Anybody who moves into the school’s neighborhood is allowed to attend Oyster, but out-of-boundary parents have to compete to enroll their children at the school. Parents used to sleep on the sidewalks for three days in January to get their children in – even teachers, including art teacher Carole Whelan, had to do the same. About three years ago, Oyster switched to an electronic lottery system to admit out-of-boundary students, but competition is still intense. A couple immigrating from New Zealand to Washington moved into the school’s zone because they wanted their children to enroll at Oyster.

“The school is, like, overcrowded … People are coming in and we can’t say no to them … it’s crazy because there should be a limit,” said Magaly Gatti, a Peruvian mother of two children at Oyster who lives out of boundary, in Capitol Hill.

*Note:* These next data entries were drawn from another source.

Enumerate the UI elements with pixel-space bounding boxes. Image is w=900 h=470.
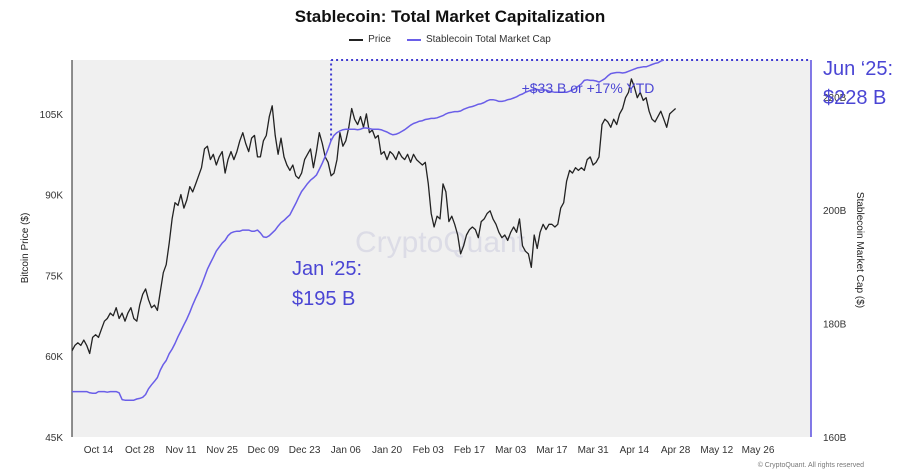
y-right-tick-label: 200B	[823, 206, 847, 217]
y-right-tick-label: 180B	[823, 320, 847, 331]
y-left-label: Bitcoin Price ($)	[20, 213, 31, 284]
annotation-delta: +$33 B or +17% YTD	[522, 80, 655, 96]
x-tick-label: Apr 14	[620, 445, 650, 456]
x-tick-label: Nov 11	[165, 445, 196, 456]
x-tick-label: Oct 14	[84, 445, 114, 456]
x-tick-label: Dec 23	[289, 445, 321, 456]
annotation-end-label: Jun ‘25:	[823, 58, 893, 80]
annotation-lines	[330, 59, 811, 141]
price-series-line	[71, 78, 677, 355]
x-tick-label: Dec 09	[248, 445, 280, 456]
chart-title: Stablecoin: Total Market Capitalization	[294, 7, 606, 26]
y-right-tick-label: 160B	[823, 433, 847, 444]
y-left-tick-label: 90K	[45, 191, 63, 202]
legend-item-price: Price	[349, 34, 391, 45]
legend-label-price: Price	[368, 34, 391, 45]
y-right-label: Stablecoin Market Cap ($)	[854, 192, 865, 308]
x-tick-label: Feb 03	[413, 445, 445, 456]
x-tick-label: Jan 20	[372, 445, 402, 456]
legend-swatch-price	[349, 38, 364, 41]
x-tick-label: May 26	[742, 445, 775, 456]
x-tick-label: May 12	[700, 445, 733, 456]
legend-label-stablecoin: Stablecoin Total Market Cap	[425, 34, 551, 45]
stablecoin-series-line	[72, 59, 665, 401]
y-right-tick-label: 220B	[823, 93, 847, 104]
legend: Price Stablecoin Total Market Cap	[0, 34, 900, 45]
x-tick-label: Feb 17	[454, 445, 486, 456]
annotation-start-label: Jan ‘25:	[292, 258, 362, 280]
annotation-end-value: $228 B	[823, 87, 886, 109]
x-tick-label: Apr 28	[661, 445, 691, 456]
x-tick-label: Nov 25	[206, 445, 238, 456]
y-left-tick-label: 60K	[45, 352, 63, 363]
series	[71, 59, 677, 401]
x-tick-label: Mar 31	[578, 445, 610, 456]
y-left-tick-label: 75K	[45, 271, 63, 282]
footer-copyright: © CryptoQuant. All rights reserved	[758, 461, 864, 469]
x-tick-label: Mar 17	[536, 445, 568, 456]
x-tick-label: Mar 03	[495, 445, 527, 456]
x-tick-label: Oct 28	[125, 445, 155, 456]
legend-item-stablecoin: Stablecoin Total Market Cap	[406, 34, 551, 45]
plot-area	[72, 60, 811, 437]
x-tick-label: Jan 06	[331, 445, 361, 456]
annotation-text: Jan ‘25: $195 B Jun ‘25: $228 B +$33 B o…	[292, 58, 893, 310]
annotation-start-value: $195 B	[292, 288, 355, 310]
legend-swatch-stablecoin	[406, 38, 421, 41]
axes: 45K 60K 75K 90K 105K 160B 180B 200B 220B Oct 14 Oc…	[40, 60, 847, 456]
watermark: CryptoQuant	[355, 226, 526, 259]
y-left-tick-label: 45K	[45, 433, 63, 444]
y-left-tick-label: 105K	[40, 110, 64, 121]
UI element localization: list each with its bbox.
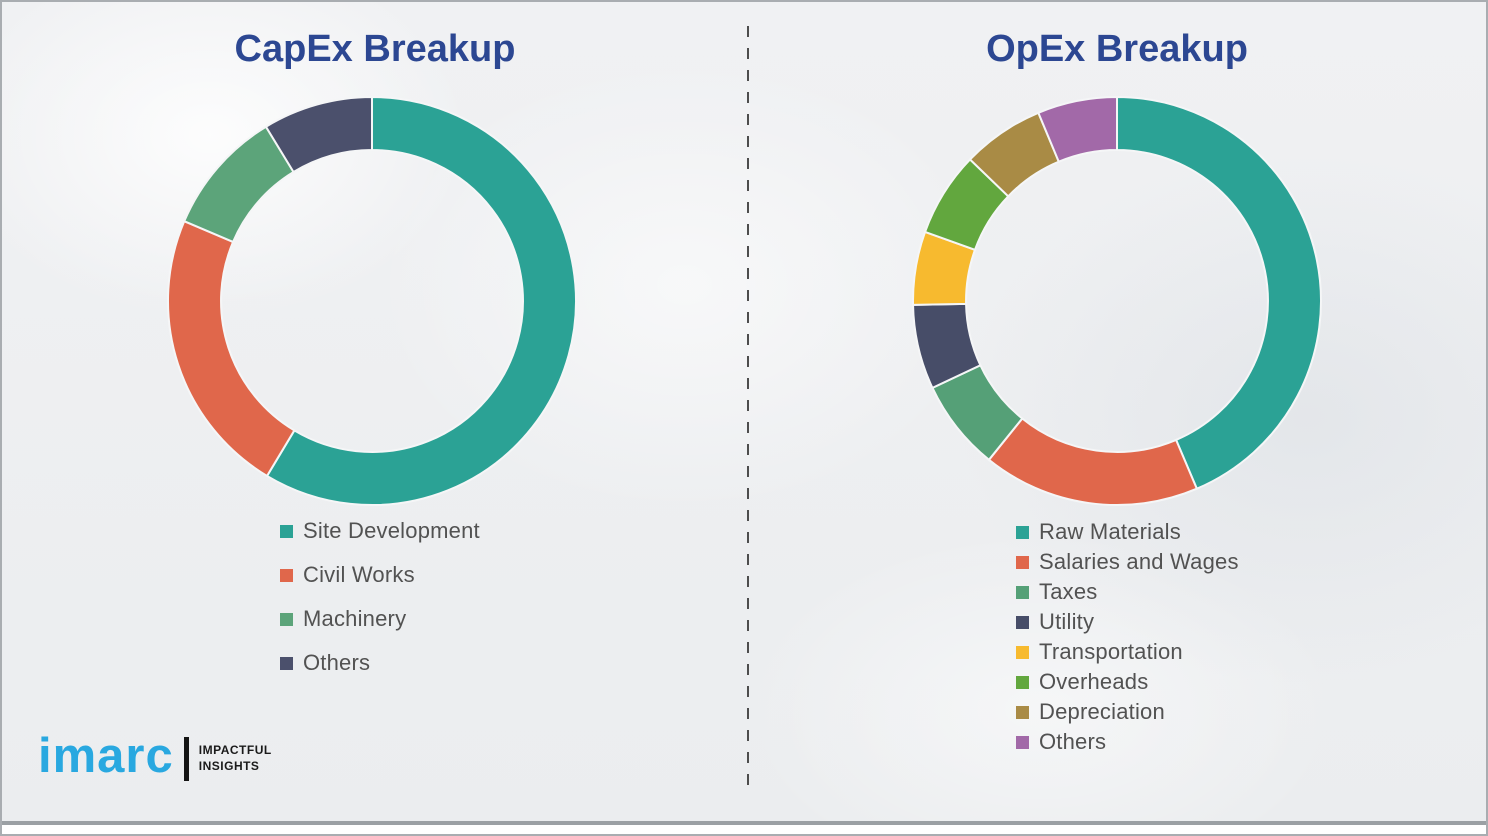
opex-legend-label-depreciation: Depreciation [1039, 699, 1165, 724]
opex-legend-marker-transportation [1016, 645, 1029, 659]
opex-legend-item-transportation: Transportation [1016, 637, 1239, 667]
capex-legend-label-machinery: Machinery [303, 606, 407, 631]
opex-legend-item-raw-materials: Raw Materials [1016, 517, 1239, 547]
panel-divider-dashed-line [747, 26, 749, 792]
opex-segment-others [1037, 95, 1118, 164]
capex-segment-civil-works [166, 219, 296, 478]
opex-legend-marker-utility [1016, 615, 1029, 629]
opex-legend-marker-raw-materials [1016, 525, 1029, 539]
capex-legend-label-site-development: Site Development [303, 518, 480, 543]
opex-legend-marker-depreciation [1016, 705, 1029, 719]
imarc-logo-wordmark: imarc [38, 728, 174, 783]
capex-segment-others [264, 95, 373, 174]
opex-legend-item-salaries-and-wages: Salaries and Wages [1016, 547, 1239, 577]
opex-legend-marker-salaries-and-wages [1016, 555, 1029, 569]
opex-donut-svg [912, 95, 1323, 507]
opex-legend-marker-others [1016, 735, 1029, 749]
opex-legend-label-overheads: Overheads [1039, 669, 1149, 694]
capex-legend-item-machinery: Machinery [280, 597, 480, 641]
opex-legend-label-taxes: Taxes [1039, 579, 1098, 604]
imarc-logo-tagline: IMPACTFUL INSIGHTS [199, 743, 272, 774]
capex-legend-label-civil-works: Civil Works [303, 562, 415, 587]
opex-legend-item-utility: Utility [1016, 607, 1239, 637]
capex-legend-label-others: Others [303, 650, 371, 675]
imarc-logo: imarc IMPACTFUL INSIGHTS [38, 731, 272, 781]
opex-segment-raw-materials [1116, 95, 1323, 491]
capex-donut-svg [166, 95, 577, 506]
opex-legend-label-utility: Utility [1039, 609, 1095, 634]
capex-legend-marker-site-development [280, 524, 293, 538]
opex-chart-title: OpEx Breakup [986, 28, 1248, 70]
capex-donut-chart [166, 95, 578, 507]
opex-legend-item-overheads: Overheads [1016, 667, 1239, 697]
capex-legend-marker-machinery [280, 612, 293, 626]
capex-legend-item-civil-works: Civil Works [280, 553, 480, 597]
opex-legend-label-transportation: Transportation [1039, 639, 1183, 664]
imarc-logo-divider-bar [183, 737, 189, 781]
opex-legend-item-taxes: Taxes [1016, 577, 1239, 607]
imarc-tagline-line2: INSIGHTS [198, 759, 260, 773]
opex-legend-item-depreciation: Depreciation [1016, 697, 1239, 727]
opex-legend-item-others: Others [1016, 727, 1239, 757]
opex-legend-marker-overheads [1016, 675, 1029, 689]
capex-chart-title: CapEx Breakup [234, 28, 516, 70]
capex-legend-marker-civil-works [280, 568, 293, 582]
capex-legend-marker-others [280, 656, 293, 670]
opex-segment-salaries-and-wages [987, 417, 1199, 507]
opex-legend-marker-taxes [1016, 585, 1029, 599]
capex-legend-item-site-development: Site Development [280, 509, 480, 553]
opex-legend-label-salaries-and-wages: Salaries and Wages [1039, 549, 1239, 574]
capex-legend-item-others: Others [280, 641, 480, 685]
bottom-border-line [2, 821, 1486, 825]
opex-legend-label-others: Others [1039, 729, 1107, 754]
capex-segment-site-development [265, 95, 577, 506]
imarc-tagline-line1: IMPACTFUL [198, 743, 272, 758]
opex-donut-chart [911, 95, 1323, 507]
opex-legend-label-raw-materials: Raw Materials [1039, 519, 1181, 544]
opex-legend: Raw Materials Salaries and Wages Taxes Util… [1016, 517, 1239, 757]
capex-legend: Site Development Civil Works Machinery Othe… [280, 509, 480, 685]
bottom-white-strip [2, 825, 1486, 834]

But the influx of parents into Oyster from inside the school’s boundaries is less Hispanic than it used to be, Principal Marta Guzmán said.

“I don’t feel good about the gentrification of Adams Morgan…the Hispanic population can no longer afford to live there,” said Guzmán.

Since 2000, the neighborhoods of Mt. Pleasant, Adams-Morgan, Colombia Heights and Shaw have seen the fastest increase in housing prices in D.C., according to Marge Turner, the Director of the Center on Metropolitan Housing and Communities Policy at the Urban Institute. While it is almost certain that some poorer families have been pushed out, the numbers are hard to measure, she added.

Because of the influx of white families replacing native-Spanish speaking families in the neighborhood, Oyster has to accept increasingly more native-Spanish speaking families from other areas of D.C. to maintain its traditional 50-50 split between English and Spanish speakers. To accommodate its growing student body, Oyster is expanding into a middle school – adding seventh and eight grades by annexing a defunct school.

Far and away from school politics, in art teacher Carole Whelan’s classroom on Tuesday, fifth graders worked on self-portraits made out of construction paper. I asked them what they liked about Oyster. Among the responses were having two teachers in each classroom, a great playground and the Fiesta.

Across the table, Sohrab Pasikhani, an African-American boy, stood up on his chair and yelled, “We have a huge library with Spanish and English and Korean books.”

Zoe Gatti, a daughter or Paraguayan and Peruvian parents, disagreed.

“I’ll bet you 5 dollars we have Korean books,” he persisted.

“No, I’ll bet you a quarter,” she responded.

Whelan teaches art with influences from Latin America, Africa, and Europe. Oyster parents come from all over the world, so 12 different languages are represented among the school’s students.

“We are a school of many colors … everyone is together … they are in a marvelous mix,” Gamarra said.